Il fatto è che la tecnocrazia ha sposato questa scienza matematicizzata e
astratta proprio perché è quella che non ha rapporti con il mondo dell'uomo,
vivente, libero e imprevedibile, in quanto impegnata a livello economico e
produttivo a costruire il "mondo nuovo" degli incubi novecenteschi. Popolato
non da esseri umani liberamente pensanti e accesi dalla passione dell'amore,
ma individui programmati e a volte concepiti in laboratorio e quindi liberi da
appartenenze familiari, nazionali, territoriali, religiose, artistiche, spirituali.
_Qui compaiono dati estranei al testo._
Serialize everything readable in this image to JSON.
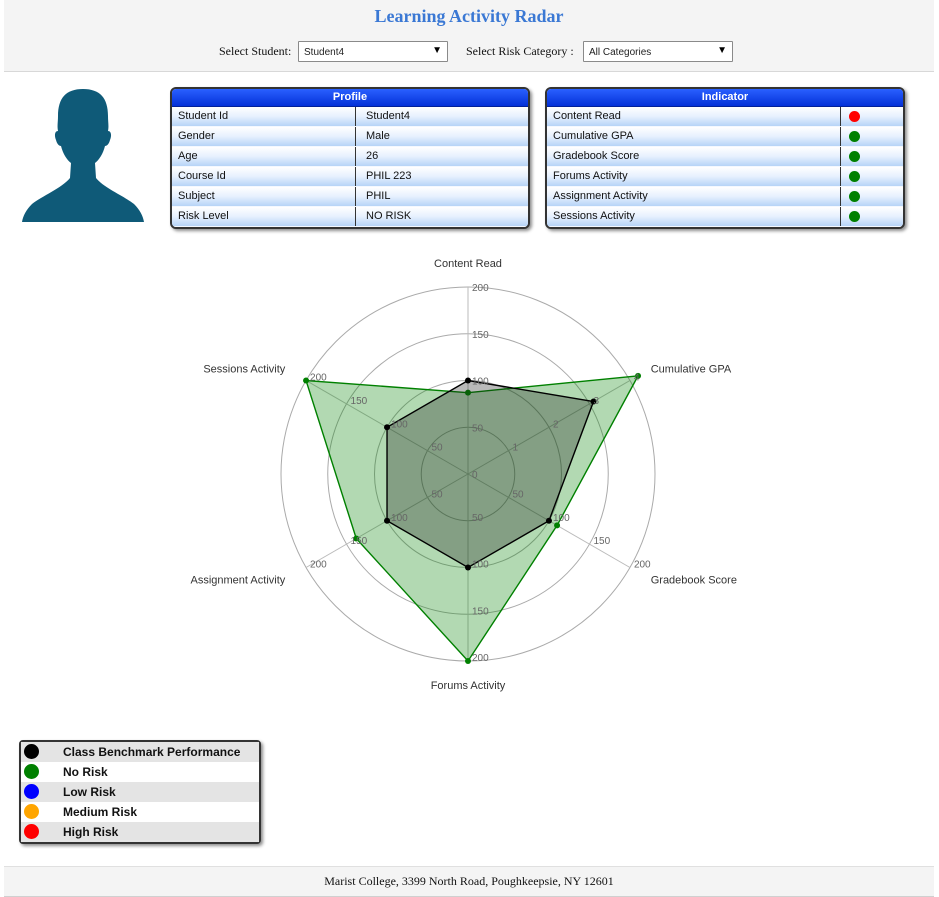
{
  "header": {
    "title": "Learning Activity Radar",
    "student_label": "Select Student:",
    "student_value": "Student4",
    "risk_label": "Select Risk Category :",
    "risk_value": "All Categories"
  },
  "profile": {
    "title": "Profile",
    "rows": [
      {
        "label": "Student Id",
        "value": "Student4"
      },
      {
        "label": "Gender",
        "value": "Male"
      },
      {
        "label": "Age",
        "value": "26"
      },
      {
        "label": "Course Id",
        "value": "PHIL 223"
      },
      {
        "label": "Subject",
        "value": "PHIL"
      },
      {
        "label": "Risk Level",
        "value": "NO RISK"
      }
    ]
  },
  "indicator": {
    "title": "Indicator",
    "rows": [
      {
        "label": "Content Read",
        "status": "high-risk",
        "color": "#ff0000"
      },
      {
        "label": "Cumulative GPA",
        "status": "no-risk",
        "color": "#008000"
      },
      {
        "label": "Gradebook Score",
        "status": "no-risk",
        "color": "#008000"
      },
      {
        "label": "Forums Activity",
        "status": "no-risk",
        "color": "#008000"
      },
      {
        "label": "Assignment Activity",
        "status": "no-risk",
        "color": "#008000"
      },
      {
        "label": "Sessions Activity",
        "status": "no-risk",
        "color": "#008000"
      }
    ]
  },
  "chart_data": {
    "type": "radar",
    "axes": [
      {
        "label": "Content Read",
        "max": 200,
        "ticks": [
          "0",
          "50",
          "100",
          "150",
          "200"
        ]
      },
      {
        "label": "Cumulative GPA",
        "max": 4,
        "ticks": [
          "1",
          "2",
          "3",
          "4"
        ]
      },
      {
        "label": "Gradebook Score",
        "max": 200,
        "ticks": [
          "50",
          "100",
          "150",
          "200"
        ]
      },
      {
        "label": "Forums Activity",
        "max": 200,
        "ticks": [
          "50",
          "100",
          "150",
          "200"
        ]
      },
      {
        "label": "Assignment Activity",
        "max": 200,
        "ticks": [
          "50",
          "100",
          "150",
          "200"
        ]
      },
      {
        "label": "Sessions Activity",
        "max": 200,
        "ticks": [
          "50",
          "100",
          "150",
          "200"
        ]
      }
    ],
    "series": [
      {
        "name": "Class Benchmark Performance",
        "color": "#000000",
        "fill": "#1a1a1a",
        "values": [
          100,
          3.1,
          100,
          100,
          100,
          100
        ]
      },
      {
        "name": "No Risk",
        "color": "#008000",
        "fill": "#008000",
        "values": [
          87,
          4.2,
          110,
          200,
          138,
          200
        ]
      }
    ],
    "gridlines": true
  },
  "legend": [
    {
      "label": "Class Benchmark Performance",
      "color": "#000000"
    },
    {
      "label": "No Risk",
      "color": "#008000"
    },
    {
      "label": "Low Risk",
      "color": "#0000ff"
    },
    {
      "label": "Medium Risk",
      "color": "#ffa500"
    },
    {
      "label": "High Risk",
      "color": "#ff0000"
    }
  ],
  "footer": {
    "text": "Marist College, 3399 North Road, Poughkeepsie, NY 12601"
  }
}
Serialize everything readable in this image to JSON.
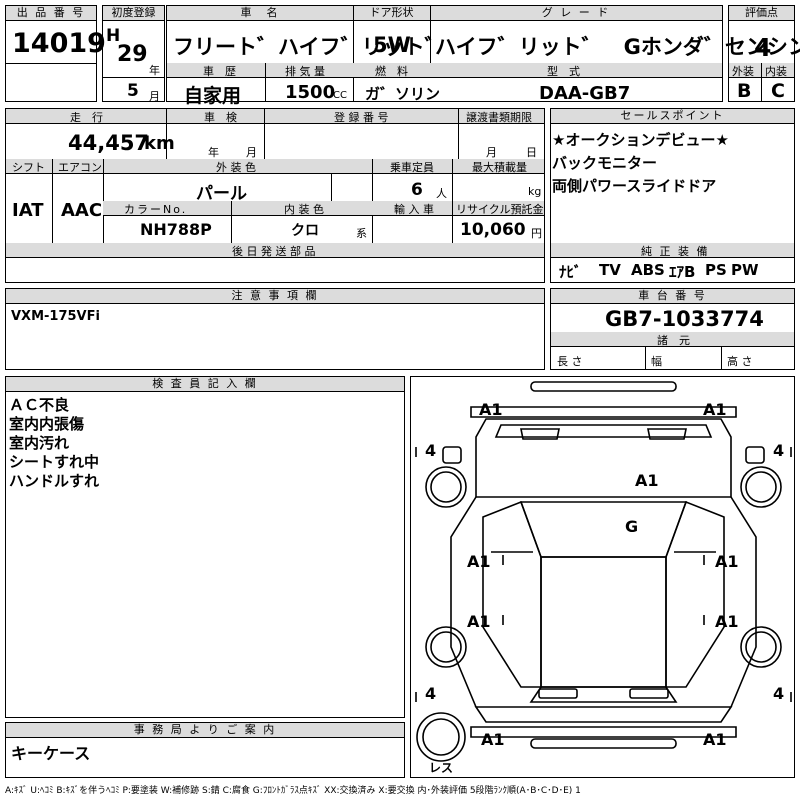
{
  "top": {
    "lot_no_label": "出 品 番 号",
    "lot_no": "14019",
    "first_reg_label": "初度登録",
    "era": "H",
    "year": "29",
    "year_unit": "年",
    "month": "5",
    "month_unit": "月",
    "car_name_label": "車　名",
    "car_name": "フリート゛ハイフ゛リット゛",
    "door_label": "ドア形状",
    "door": "5W",
    "grade_label": "グ レ ー ド",
    "grade": "ハイフ゛リット゛　Gホンダ゛センシング",
    "score_label": "評価点",
    "score": "4",
    "history_label": "車　歴",
    "history": "自家用",
    "displacement_label": "排 気 量",
    "displacement": "1500",
    "displacement_unit": "CC",
    "fuel_label": "燃　料",
    "fuel": "ガ゛ソリン",
    "model_label": "型　式",
    "model": "DAA-GB7",
    "exterior_label": "外装",
    "exterior": "B",
    "interior_label": "内装",
    "interior": "C"
  },
  "row2": {
    "mileage_label": "走　行",
    "mileage": "44,457",
    "mileage_unit": "km",
    "inspection_label": "車　検",
    "inspection_year_unit": "年",
    "inspection_month_unit": "月",
    "reg_no_label": "登 録 番 号",
    "transfer_label": "譲渡書類期限",
    "transfer_month_unit": "月",
    "transfer_day_unit": "日",
    "shift_label": "シフト",
    "shift": "IAT",
    "ac_label": "エアコン",
    "ac": "AAC",
    "color_label": "外 装 色",
    "color": "パール",
    "capacity_label": "乗車定員",
    "capacity": "6",
    "capacity_unit": "人",
    "max_load_label": "最大積載量",
    "max_load_unit": "kg",
    "color_no_label": "カラーNo.",
    "color_no": "NH788P",
    "int_color_label": "内 装 色",
    "int_color": "クロ",
    "int_color_unit": "系",
    "import_label": "輸 入 車",
    "recycle_label": "リサイクル預託金",
    "recycle": "10,060",
    "recycle_unit": "円",
    "parts_label": "後 日 発 送 部 品"
  },
  "sales_points": {
    "label": "セールスポイント",
    "lines": [
      "★オークションデビュー★",
      "バックモニター",
      "両側パワースライドドア"
    ]
  },
  "equipment": {
    "label": "純 正 装 備",
    "items": [
      "ﾅﾋﾞ",
      "TV",
      "ABS",
      "ｴｱB",
      "PS",
      "PW"
    ]
  },
  "notes": {
    "label": "注 意 事 項 欄",
    "text": "VXM-175VFi"
  },
  "chassis": {
    "label": "車 台 番 号",
    "value": "GB7-1033774",
    "dims_label": "諸　元",
    "length_label": "長 さ",
    "width_label": "幅",
    "height_label": "高 さ"
  },
  "inspector": {
    "label": "検 査 員 記 入 欄",
    "lines": [
      "ＡＣ不良",
      "室内内張傷",
      "室内汚れ",
      "シートすれ中",
      "ハンドルすれ"
    ]
  },
  "office": {
    "label": "事 務 局 よ り ご 案 内",
    "text": "キーケース"
  },
  "diagram": {
    "marks": {
      "a1_tl": "A1",
      "a1_tr": "A1",
      "a1_hood": "A1",
      "g_windshield": "G",
      "a1_ml1": "A1",
      "a1_mr1": "A1",
      "a1_ml2": "A1",
      "a1_mr2": "A1",
      "a1_bl": "A1",
      "a1_br": "A1"
    },
    "tire_fl": "4",
    "tire_fr": "4",
    "tire_rl": "4",
    "tire_rr": "4",
    "spare": "レス"
  },
  "legend": "A:ｷｽﾞ  U:ﾍｺﾐ  B:ｷｽﾞを伴うﾍｺﾐ  P:要塗装  W:補修跡  S:錆  C:腐食  G:ﾌﾛﾝﾄｶﾞﾗｽ点ｷｽﾞ  XX:交換済み  X:要交換  内･外装評価  5段階ﾗﾝｸ順(A･B･C･D･E)  1"
}
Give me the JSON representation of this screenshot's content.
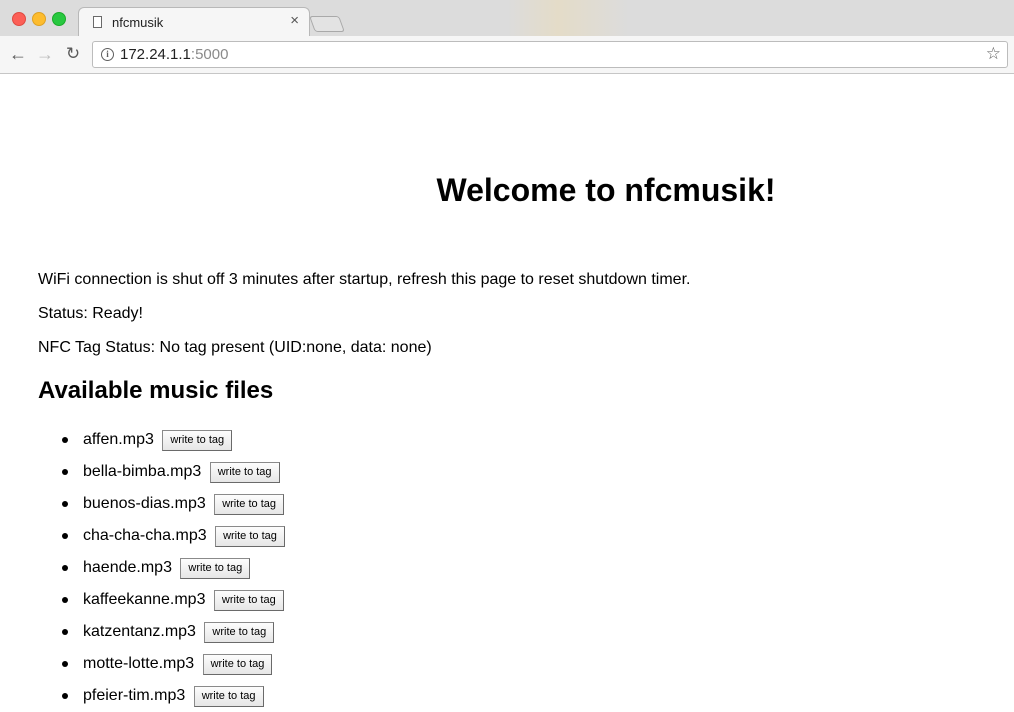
{
  "browser": {
    "tab_title": "nfcmusik",
    "tab_close": "×",
    "url_host": "172.24.1.1",
    "url_port": ":5000",
    "icons": {
      "back": "arrow-left-icon",
      "forward": "arrow-right-icon",
      "reload": "reload-icon",
      "info": "info-icon",
      "bookmark": "star-icon",
      "page": "page-icon"
    },
    "colors": {
      "close": "#fc5f57",
      "minimize": "#fdbc2e",
      "maximize": "#28c840"
    }
  },
  "page": {
    "title": "Welcome to nfcmusik!",
    "wifi_note": "WiFi connection is shut off 3 minutes after startup, refresh this page to reset shutdown timer.",
    "status": "Status: Ready!",
    "nfc_status": "NFC Tag Status: No tag present (UID:none, data: none)",
    "files_heading": "Available music files",
    "write_label": "write to tag",
    "files": [
      "affen.mp3",
      "bella-bimba.mp3",
      "buenos-dias.mp3",
      "cha-cha-cha.mp3",
      "haende.mp3",
      "kaffeekanne.mp3",
      "katzentanz.mp3",
      "motte-lotte.mp3",
      "pfeier-tim.mp3"
    ]
  }
}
Quando avevo poco più di vent'anni, e Jean Meynaud, allora professore di
Scienza politica alle Università di Losanna, Ginevra e all'Ecole Pratique de
Hautes Etudes a Science Po, a Parigi, mi coinvolse tra queste varie città nei
suoi studi sulla Tecnocrazia, vidi e studiai direttamente la tendenza sempre
più evidente dei tecnici e scienziati di riunirsi in un'elite, per sostituire
gradualmente i poteri politici nazionali. Già allora (i primi anni 60 del '900)
grazie alla forte presenza della maggiori agenzie nell'ONU, si vedeva assai
bene, soprattutto da Ginevra, che i tecnoscienziati tendevano a scavalcare le
istituzioni politiche locali, premendo direttamente sulle decisioni delle
Organizzazioni sovranazionali, meno condizionate dai territori locali.
Più di mezzo secolo è passato in un soffio: nel frattempo le élite, compreso
quella degli "scienziati", hanno conquistato e organizzato le nostre vite. Ma,
come avevano previsto veri scienziati tra i quali Spengler e Toynbee, il mondo
è a disagio, e non ci sta. Leonardo ci aveva avvisati: la vita non si lascia
chiudere in formule. Gli "scienziati" se ne facciano una ragione.